No i mamy zimę. Wygląda to nawet całkiem widowiskowo, zwłaszcza kiedy wyjedzie się trochę poza miasto. Gałęzie drzew uginają się od śniegowego lukru, a pod nogami śnieg chrzęści, jak mąka ziemniaczana. Nasza niezdyscyplinowana kulinarna wyobraźnia uparcie jednak ucieka do zupełnie innych miejsc i klimatów, a po powrocie do domu wabi nas zapach naszej mieszanki ziół prowansalskich według sprawdzonego, domowego przepisu.
Beata Martynowska & Marek Łaskawiec. Założyciele firmy „Spiżarnia” specjalizującej się w tradycyjnej polskiej żywności. Wspólnie prowadzą blog kulinarny www.zniejednegogarnka.pl. Prywatnie małżeństwo...szczęśliwe.

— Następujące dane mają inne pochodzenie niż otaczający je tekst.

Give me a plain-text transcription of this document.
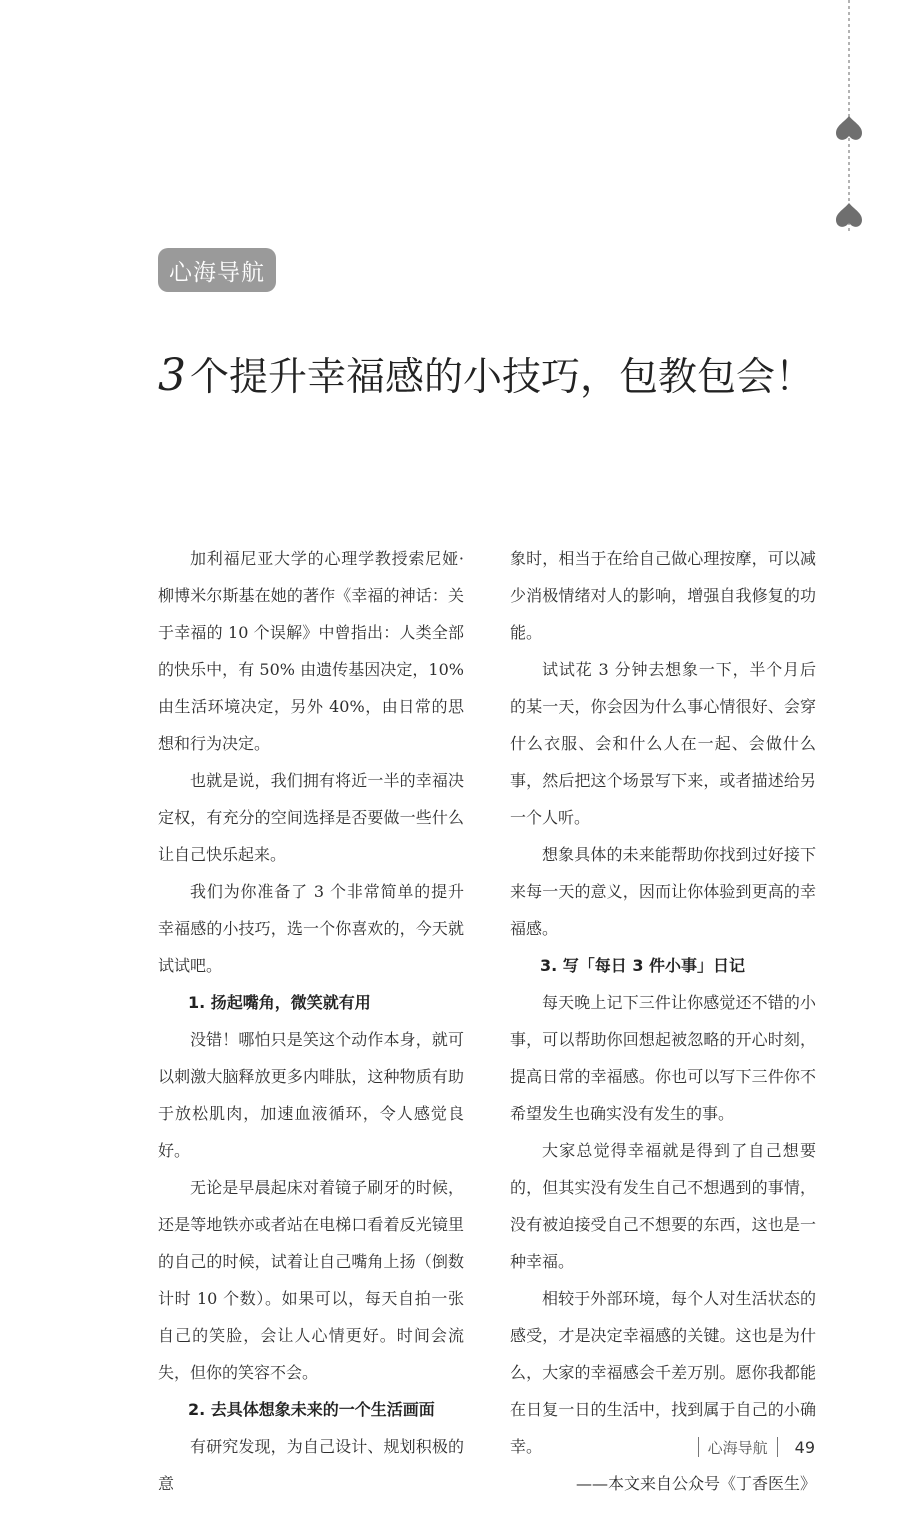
心海导航
3 个提升幸福感的小技巧，包教包会！

加利福尼亚大学的心理学教授索尼娅·柳博米尔斯基在她的著作《幸福的神话：关于幸福的 10 个误解》中曾指出：人类全部的快乐中，有 50% 由遗传基因决定，10% 由生活环境决定，另外 40%，由日常的思想和行为决定。

也就是说，我们拥有将近一半的幸福决定权，有充分的空间选择是否要做一些什么让自己快乐起来。

我们为你准备了 3 个非常简单的提升幸福感的小技巧，选一个你喜欢的，今天就试试吧。

1. 扬起嘴角，微笑就有用

没错！哪怕只是笑这个动作本身，就可以刺激大脑释放更多内啡肽，这种物质有助于放松肌肉，加速血液循环，令人感觉良好。

无论是早晨起床对着镜子刷牙的时候，还是等地铁亦或者站在电梯口看着反光镜里的自己的时候，试着让自己嘴角上扬（倒数计时 10 个数）。如果可以，每天自拍一张自己的笑脸，会让人心情更好。时间会流失，但你的笑容不会。

2. 去具体想象未来的一个生活画面

有研究发现，为自己设计、规划积极的意

象时，相当于在给自己做心理按摩，可以减少消极情绪对人的影响，增强自我修复的功能。

试试花 3 分钟去想象一下，半个月后的某一天，你会因为什么事心情很好、会穿什么衣服、会和什么人在一起、会做什么事，然后把这个场景写下来，或者描述给另一个人听。

想象具体的未来能帮助你找到过好接下来每一天的意义，因而让你体验到更高的幸福感。

3. 写「每日 3 件小事」日记

每天晚上记下三件让你感觉还不错的小事，可以帮助你回想起被忽略的开心时刻，提高日常的幸福感。你也可以写下三件你不希望发生也确实没有发生的事。

大家总觉得幸福就是得到了自己想要的，但其实没有发生自己不想遇到的事情，没有被迫接受自己不想要的东西，这也是一种幸福。

相较于外部环境，每个人对生活状态的感受，才是决定幸福感的关键。这也是为什么，大家的幸福感会千差万别。愿你我都能在日复一日的生活中，找到属于自己的小确幸。

——本文来自公众号《丁香医生》

心海导航 49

Przepis nie tylko sprawdzony, ale naładowany sentymentalnie, bo przypomina nam niezapomniany tydzień spędzony z przyjaciółmi na Lazurowym Wybrzeżu i podróże po okolicznych miasteczkach w poszukiwaniu lokalnych smaków i zapachów. Kiedy doprawiamy sałatę naszymi ziołami, przed oczami stają nam wąskie, średniowieczne uliczki Gourdon, przesycone dziką mieszanką zapachu lawendy, tymianku, pomarańczy, mięty i róż, który unosi się nad straganami z zapachowymi mydłami i sączy się ze sklepów z perfumami oraz lokalnymi, smakołykami. Po pewnym czasie ta mieszanina zapachów jest tak silna i wszechobecna, że zaczyna przytłaczać trochę, jak zbyt głośna muzyka. Tym bardziej, że niektóre jej motywy mogą być zaskakujące dla niewprawnego nosa. Nie codziennie w końcu można wąchać zapach mydła z koziego mleka zmieszany z wonią tradycyjnej prowansalskiej suszonej kiełbasy czy czuć jak cierpko-słodki ekstrakt z limonki przebija się przez aromat lokalnych pleśniowych serów.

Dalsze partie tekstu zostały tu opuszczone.